In July, a woman went to MedStar’s Southern Maryland Hospital Center (MSMHC), part of the MedStar Health System, to give birth. Because of restrictions related to the COVID-19 pandemic, she had to give birth without any family members present. Soon after, her baby was taken to another room and kept from her, because the COVID-19 test she had taken upon entering the facility had come back positive.
The mother asked hospital administrators to have a Catholic priest visit her newborn and baptize him. According to a complaint she filed with a federal agency, the hospital denied her request due to a visitor exclusion policy adopted in response to the pandemic.
A month later, the Roman Catholic Diocese of Arlington, Virginia, filed a complaint with the same agency, a branch of the federal Department of Health and Human Services, alleging that Mary Washington Healthcare in Virginia would not permit a priest to provide the sacraments of Communion and Anointing of the Sick to a COVID-positive patient who was in an end-of-life situation and whose family requested that the priest visit the patient to provide the sacraments.
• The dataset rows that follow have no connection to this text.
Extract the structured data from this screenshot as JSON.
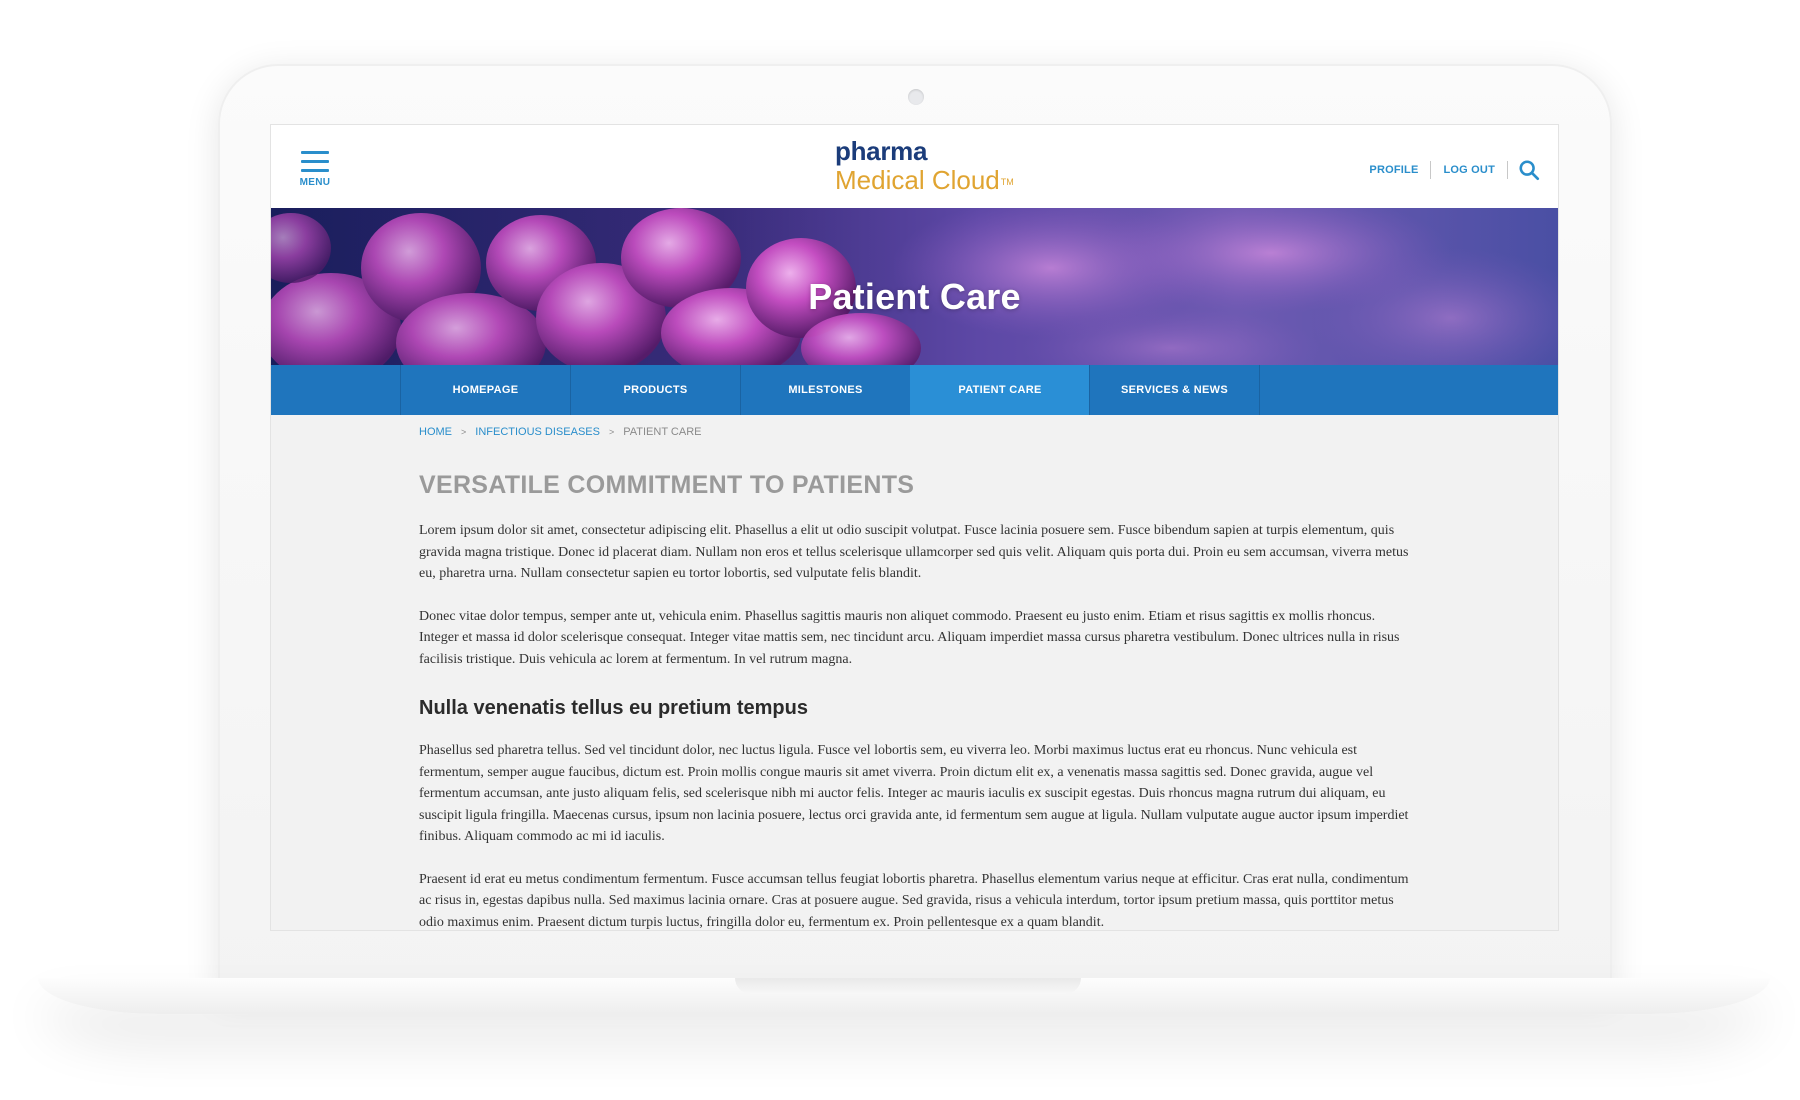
{
  "header": {
    "menu_label": "MENU",
    "logo_line1": "pharma",
    "logo_line2": "Medical Cloud",
    "logo_tm": "TM",
    "profile_link": "PROFILE",
    "logout_link": "LOG OUT"
  },
  "hero": {
    "title": "Patient Care"
  },
  "nav": {
    "items": [
      {
        "label": "HOMEPAGE"
      },
      {
        "label": "PRODUCTS"
      },
      {
        "label": "MILESTONES"
      },
      {
        "label": "PATIENT CARE",
        "active": true
      },
      {
        "label": "SERVICES & NEWS"
      }
    ]
  },
  "breadcrumb": {
    "home": "HOME",
    "category": "INFECTIOUS DISEASES",
    "current": "PATIENT CARE",
    "separator": ">"
  },
  "article": {
    "title": "VERSATILE COMMITMENT TO PATIENTS",
    "paragraph1": "Lorem ipsum dolor sit amet, consectetur adipiscing elit. Phasellus a elit ut odio suscipit volutpat. Fusce lacinia posuere sem. Fusce bibendum sapien at turpis elementum, quis gravida magna tristique. Donec id placerat diam. Nullam non eros et tellus scelerisque ullamcorper sed quis velit. Aliquam quis porta dui. Proin eu sem accumsan, viverra metus eu, pharetra urna. Nullam consectetur sapien eu tortor lobortis, sed vulputate felis blandit.",
    "paragraph2": "Donec vitae dolor tempus, semper ante ut, vehicula enim. Phasellus sagittis mauris non aliquet commodo. Praesent eu justo enim. Etiam et risus sagittis ex mollis rhoncus. Integer et massa id dolor scelerisque consequat. Integer vitae mattis sem, nec tincidunt arcu. Aliquam imperdiet massa cursus pharetra vestibulum. Donec ultrices nulla in risus facilisis tristique. Duis vehicula ac lorem at fermentum. In vel rutrum magna.",
    "subheading": "Nulla venenatis tellus eu pretium tempus",
    "paragraph3": "Phasellus sed pharetra tellus. Sed vel tincidunt dolor, nec luctus ligula. Fusce vel lobortis sem, eu viverra leo. Morbi maximus luctus erat eu rhoncus. Nunc vehicula est fermentum, semper augue faucibus, dictum est. Proin mollis congue mauris sit amet viverra. Proin dictum elit ex, a venenatis massa sagittis sed. Donec gravida, augue vel fermentum accumsan, ante justo aliquam felis, sed scelerisque nibh mi auctor felis. Integer ac mauris iaculis ex suscipit egestas. Duis rhoncus magna rutrum dui aliquam, eu suscipit ligula fringilla. Maecenas cursus, ipsum non lacinia posuere, lectus orci gravida ante, id fermentum sem augue at ligula. Nullam vulputate augue auctor ipsum imperdiet finibus. Aliquam commodo ac mi id iaculis.",
    "paragraph4": "Praesent id erat eu metus condimentum fermentum. Fusce accumsan tellus feugiat lobortis pharetra. Phasellus elementum varius neque at efficitur. Cras erat nulla, condimentum ac risus in, egestas dapibus nulla. Sed maximus lacinia ornare. Cras at posuere augue. Sed gravida, risus a vehicula interdum, tortor ipsum pretium massa, quis porttitor metus odio maximus enim. Praesent dictum turpis luctus, fringilla dolor eu, fermentum ex. Proin pellentesque ex a quam blandit."
  },
  "icons": {
    "menu": "hamburger-menu-icon",
    "search": "search-icon"
  },
  "colors": {
    "accent_blue": "#2a8ecb",
    "nav_blue": "#1f75bd",
    "nav_active": "#2a8fd6",
    "logo_navy": "#1b3c7a",
    "logo_gold": "#e0a431",
    "title_gray": "#9a9a9a"
  }
}
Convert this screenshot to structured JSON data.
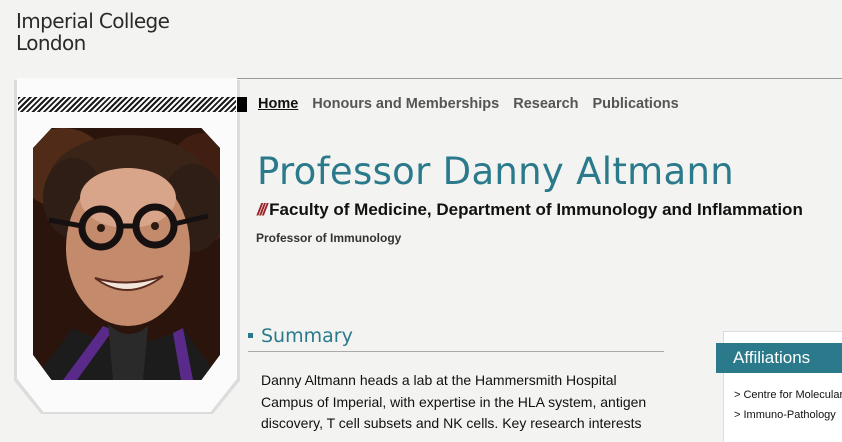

This week, the agency, the Conscience and Religious Freedom Division of HHS’s Office for Civil Rights, announced that both cases had been amicably resolved. In the first case, OCR, in partnership with the Centers for Medicare & Medicaid Services (CMS), provided technical assistance to MSMHC and MedStar Health System based on CMS guidance explaining adequate and lawful access to chaplains in hospital visitations during the COVID-19 pandemic.